The remaining limit is exactly the definition of the derivative of \( f(x) \).

$$ k \cdot f'(x) $$

We have therefore shown that differentiating a function multiplied by a constant is equivalent to multiplying the derivative of the function by that same constant.

This establishes the constant multiple rule.

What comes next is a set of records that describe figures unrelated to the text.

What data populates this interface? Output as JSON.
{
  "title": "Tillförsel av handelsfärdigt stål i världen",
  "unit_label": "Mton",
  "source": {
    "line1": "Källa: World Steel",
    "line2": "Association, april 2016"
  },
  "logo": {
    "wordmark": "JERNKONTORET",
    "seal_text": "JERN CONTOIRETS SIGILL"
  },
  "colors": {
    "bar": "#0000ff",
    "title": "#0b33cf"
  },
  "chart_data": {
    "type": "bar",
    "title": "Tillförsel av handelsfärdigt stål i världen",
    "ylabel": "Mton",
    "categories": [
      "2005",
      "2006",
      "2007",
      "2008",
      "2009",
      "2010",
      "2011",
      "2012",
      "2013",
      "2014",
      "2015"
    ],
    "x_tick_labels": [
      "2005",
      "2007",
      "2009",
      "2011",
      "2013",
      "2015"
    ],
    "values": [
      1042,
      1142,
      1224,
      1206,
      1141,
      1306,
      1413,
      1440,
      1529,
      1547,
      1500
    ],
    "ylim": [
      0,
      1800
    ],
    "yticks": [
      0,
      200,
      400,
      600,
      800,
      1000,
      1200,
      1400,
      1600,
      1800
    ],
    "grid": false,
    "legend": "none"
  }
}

Derivative of the Quotient of Functions

The derivative of the quotient of two functions, \( (f/g)' \), is given by the difference of the cross-products divided by the square of the denominator:

$$ \left( \frac{f}{g} \right)' = \frac{f' \cdot g - f \cdot g'}{g^2} $$

Proof

We start by rewriting the quotient as the product of \( f(x) \) and the reciprocal of \( g(x) \):

$$ \frac{f}{g} = f \cdot \frac{1}{g} $$

We then differentiate each factor individually.

Derivative of \( f \)

By definition:

$$ \lim_{h \to 0} \frac{f(x+h) - f(x)}{h} = f'(x) $$

Derivative of \( 1/g \)

We compute the difference quotient for \( 1/g \):

$$ \lim_{h \to 0} \frac{ \frac{1}{g(x+h)} - \frac{1}{g(x)} }{h} $$

Combining the terms in the numerator yields:

$$ \lim_{h \to 0} \left( \frac{g(x) - g(x+h)}{g(x+h) \cdot g(x)} \right) \cdot \frac{1}{h} $$

which can be rewritten as:

$$ \lim_{h \to 0} -\left( \frac{g(x+h) - g(x)}{h} \right) \cdot \frac{1}{g(x+h) \cdot g(x)} $$

Taking the limit separately, we have:

$$ -g'(x) \cdot \lim_{h \to 0} \frac{1}{g(x+h) \cdot g(x)} $$

Since \( g(x+h) \to g(x) \) as \( h \to 0 \), it follows that:

$$ -g'(x) \cdot \frac{1}{g(x)^2} $$

thus:

$$ \frac{-g'(x)}{g(x)^2} $$

Derivative of the quotient \( f/g \)

Applying the product rule to \( f(x) \cdot \frac{1}{g(x)} \) gives:

$$ \left( f \cdot \frac{1}{g} \right)' = f' \cdot \frac{1}{g} + f \cdot \left( \frac{1}{g} \right)' $$

Substituting the expressions computed above:

$$ = f' \cdot \frac{1}{g} + f \cdot \left( \frac{-g'}{g^2} \right) $$

which simplifies to:

$$ = \frac{f'}{g} - \frac{f \cdot g'}{g^2} $$

Combining the two terms over a common denominator:

$$ = \frac{f' \cdot g - f \cdot g'}{g^2} $$

This completes the proof of the quotient rule.